(I finally found an hour today to read the last few pages. This is a marvelous translation -- Lydia Davis' - and I highly recommend it. It is a pity that she didn't do the subsequent volumes. The 'new' translation of volume II is by Mark Treharne, and the reviews are more mixed -- and, in any event, the book can't be bought on Kindle, where I'm reading it, in the United States. So much for cyberspace..... So I'll have to read volume two in the old Montcrieff - Montcrieff/Kilmartin even being unavailable on Kindle until August 2011.)
"The walls of the houses, the Tansonville hedge, the trees of the Roussainville woods, the thickets at the back of Mountjouvain, submitted to the blows of my umbrella or walking stick, heard my shouts of joy, these being both merely confused ideas that exhilarated me and found no repose in the light of understanding, because they had preferred, instead of a slow and difficult clarification, the pleasure of an easier diversion towards an immediate outcome. Most of the supposed expressions of our feelings merely relieve us of them in this way by drawing them out of us in an indistinct form that does not teach us to know them...."
This is pure Descartes...
And while many who read Proust will focus simply on the mood -- some of this is really the fault of Montcrieff, it must be said -- it is my view that what Proust offers us instead is rather what is fundamentally a Cartesian aesthetics: presenting the confused mass of sensation to the clarifying, distinguishing, ever dissecting and delimiting light of the understanding (intellectus)..., such that what results from the analysis is -- instead of an indistinct (and indistinguishable) mass -- is now rather a fully distinct and articulated whole.
I think this is quite deliberate -- and is very French.
Also interesting is his comparison later on with Dante --
"This water-lily was the same, and it as also like one of those miserable creatures whose singular torment, repeated indefinitely throughout eternity, aroused the curiosity of Dante, who would have asked the tormented creature himself to recount its cause and its particularities at greater length had Virgil, striding on ahead, not forced him to hurry after immediately..., as my parents did me."
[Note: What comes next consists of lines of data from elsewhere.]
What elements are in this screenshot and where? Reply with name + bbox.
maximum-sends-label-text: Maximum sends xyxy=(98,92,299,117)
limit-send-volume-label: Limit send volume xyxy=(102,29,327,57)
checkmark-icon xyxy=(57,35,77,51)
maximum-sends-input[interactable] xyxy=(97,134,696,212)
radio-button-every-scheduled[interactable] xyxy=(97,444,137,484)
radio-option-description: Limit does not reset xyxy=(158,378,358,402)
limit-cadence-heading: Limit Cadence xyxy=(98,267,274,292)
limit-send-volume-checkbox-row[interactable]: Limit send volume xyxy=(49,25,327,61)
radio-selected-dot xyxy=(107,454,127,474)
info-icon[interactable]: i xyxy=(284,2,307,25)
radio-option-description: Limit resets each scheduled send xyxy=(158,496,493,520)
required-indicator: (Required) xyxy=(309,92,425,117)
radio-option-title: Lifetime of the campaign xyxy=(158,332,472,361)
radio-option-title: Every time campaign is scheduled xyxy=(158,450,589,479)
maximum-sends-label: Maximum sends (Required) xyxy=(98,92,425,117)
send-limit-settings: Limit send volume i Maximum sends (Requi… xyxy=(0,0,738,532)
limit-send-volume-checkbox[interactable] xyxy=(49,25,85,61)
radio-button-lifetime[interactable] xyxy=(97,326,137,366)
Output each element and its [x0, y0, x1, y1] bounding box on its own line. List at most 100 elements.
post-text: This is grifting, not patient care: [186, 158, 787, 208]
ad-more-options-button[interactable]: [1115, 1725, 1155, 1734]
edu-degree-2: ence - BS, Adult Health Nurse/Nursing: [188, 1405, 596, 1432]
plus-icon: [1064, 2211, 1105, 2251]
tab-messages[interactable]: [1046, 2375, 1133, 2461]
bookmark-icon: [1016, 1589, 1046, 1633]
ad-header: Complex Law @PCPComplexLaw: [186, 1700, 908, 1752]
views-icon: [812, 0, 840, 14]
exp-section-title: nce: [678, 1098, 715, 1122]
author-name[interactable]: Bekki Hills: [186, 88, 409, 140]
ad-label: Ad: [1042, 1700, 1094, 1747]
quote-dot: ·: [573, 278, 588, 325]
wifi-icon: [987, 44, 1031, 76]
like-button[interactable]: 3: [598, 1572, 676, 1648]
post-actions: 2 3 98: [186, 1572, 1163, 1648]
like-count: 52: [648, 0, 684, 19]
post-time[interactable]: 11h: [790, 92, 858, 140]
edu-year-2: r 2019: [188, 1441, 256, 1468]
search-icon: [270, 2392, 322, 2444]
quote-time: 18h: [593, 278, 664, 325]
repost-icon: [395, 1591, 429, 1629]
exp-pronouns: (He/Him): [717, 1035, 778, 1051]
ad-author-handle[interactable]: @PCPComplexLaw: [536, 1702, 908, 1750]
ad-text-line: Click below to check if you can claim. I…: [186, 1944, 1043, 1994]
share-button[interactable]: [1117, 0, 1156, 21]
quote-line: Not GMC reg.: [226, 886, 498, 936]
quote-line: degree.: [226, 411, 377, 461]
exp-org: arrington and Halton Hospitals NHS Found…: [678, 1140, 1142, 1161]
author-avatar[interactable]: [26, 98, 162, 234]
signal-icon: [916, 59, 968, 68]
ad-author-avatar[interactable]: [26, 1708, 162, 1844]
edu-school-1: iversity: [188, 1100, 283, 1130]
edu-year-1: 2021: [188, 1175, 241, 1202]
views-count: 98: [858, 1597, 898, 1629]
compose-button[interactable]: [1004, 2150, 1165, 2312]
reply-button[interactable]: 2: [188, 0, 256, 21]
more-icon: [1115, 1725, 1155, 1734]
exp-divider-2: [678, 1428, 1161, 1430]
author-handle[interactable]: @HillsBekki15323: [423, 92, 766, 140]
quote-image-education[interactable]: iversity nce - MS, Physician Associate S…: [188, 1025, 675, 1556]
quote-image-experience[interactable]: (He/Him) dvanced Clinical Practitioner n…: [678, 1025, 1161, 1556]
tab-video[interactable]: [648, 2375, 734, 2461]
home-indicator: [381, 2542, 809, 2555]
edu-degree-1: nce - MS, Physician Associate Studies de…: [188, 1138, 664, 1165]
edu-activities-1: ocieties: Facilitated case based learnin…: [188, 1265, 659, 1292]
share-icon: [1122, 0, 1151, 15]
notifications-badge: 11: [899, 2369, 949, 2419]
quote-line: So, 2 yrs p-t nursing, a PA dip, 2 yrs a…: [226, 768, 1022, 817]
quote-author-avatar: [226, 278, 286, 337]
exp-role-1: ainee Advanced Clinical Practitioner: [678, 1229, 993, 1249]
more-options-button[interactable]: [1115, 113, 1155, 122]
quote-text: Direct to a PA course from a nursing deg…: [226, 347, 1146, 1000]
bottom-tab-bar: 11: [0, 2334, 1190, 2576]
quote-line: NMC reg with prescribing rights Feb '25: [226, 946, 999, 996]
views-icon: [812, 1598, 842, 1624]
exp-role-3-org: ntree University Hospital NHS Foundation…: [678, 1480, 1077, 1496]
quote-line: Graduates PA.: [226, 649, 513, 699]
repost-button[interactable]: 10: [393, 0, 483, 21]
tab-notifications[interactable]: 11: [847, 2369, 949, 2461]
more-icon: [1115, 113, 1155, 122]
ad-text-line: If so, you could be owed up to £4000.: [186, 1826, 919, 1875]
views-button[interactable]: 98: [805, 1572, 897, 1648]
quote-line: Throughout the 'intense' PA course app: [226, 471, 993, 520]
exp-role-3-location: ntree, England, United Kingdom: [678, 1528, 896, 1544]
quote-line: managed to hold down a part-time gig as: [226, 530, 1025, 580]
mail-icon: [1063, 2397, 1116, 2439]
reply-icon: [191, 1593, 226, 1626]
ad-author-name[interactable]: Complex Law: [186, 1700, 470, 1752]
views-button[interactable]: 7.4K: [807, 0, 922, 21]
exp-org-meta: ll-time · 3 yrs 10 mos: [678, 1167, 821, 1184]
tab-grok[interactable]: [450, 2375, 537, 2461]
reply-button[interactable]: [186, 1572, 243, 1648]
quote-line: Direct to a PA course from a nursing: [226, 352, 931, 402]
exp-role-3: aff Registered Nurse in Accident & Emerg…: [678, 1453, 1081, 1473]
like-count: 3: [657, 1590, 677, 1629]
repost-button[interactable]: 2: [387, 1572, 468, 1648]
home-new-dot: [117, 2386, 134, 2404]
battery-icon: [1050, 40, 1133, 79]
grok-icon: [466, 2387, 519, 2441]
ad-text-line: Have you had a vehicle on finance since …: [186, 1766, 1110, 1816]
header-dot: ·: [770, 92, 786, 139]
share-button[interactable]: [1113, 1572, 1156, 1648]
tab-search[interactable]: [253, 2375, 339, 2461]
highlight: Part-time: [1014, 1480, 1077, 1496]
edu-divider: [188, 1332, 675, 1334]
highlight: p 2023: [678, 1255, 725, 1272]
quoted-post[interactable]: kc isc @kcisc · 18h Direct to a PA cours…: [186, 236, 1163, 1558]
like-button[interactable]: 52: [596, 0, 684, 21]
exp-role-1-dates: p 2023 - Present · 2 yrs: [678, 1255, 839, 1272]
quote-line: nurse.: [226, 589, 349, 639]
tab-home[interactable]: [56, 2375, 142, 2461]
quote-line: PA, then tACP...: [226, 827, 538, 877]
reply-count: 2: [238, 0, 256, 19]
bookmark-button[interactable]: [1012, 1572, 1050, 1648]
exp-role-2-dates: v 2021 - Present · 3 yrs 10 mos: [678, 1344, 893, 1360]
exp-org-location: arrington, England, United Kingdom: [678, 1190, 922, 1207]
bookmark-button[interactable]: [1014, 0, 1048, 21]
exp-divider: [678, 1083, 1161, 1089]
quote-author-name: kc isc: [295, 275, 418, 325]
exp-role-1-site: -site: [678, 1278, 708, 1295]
Proust, for all his verbosity and intricacies, writes with great deliberation -- and has no difficulty drawing the reader's attention to key passages, key comparisons, and key images. Compare, e.g., the transcription of his first writing attempt of the three steeples, with the three farms that they see on the return from the walk on the Guermantes Way -- in each case, two huddling together, while the third lingers behind... -- with Proust and his parents... in the summer of his childhood.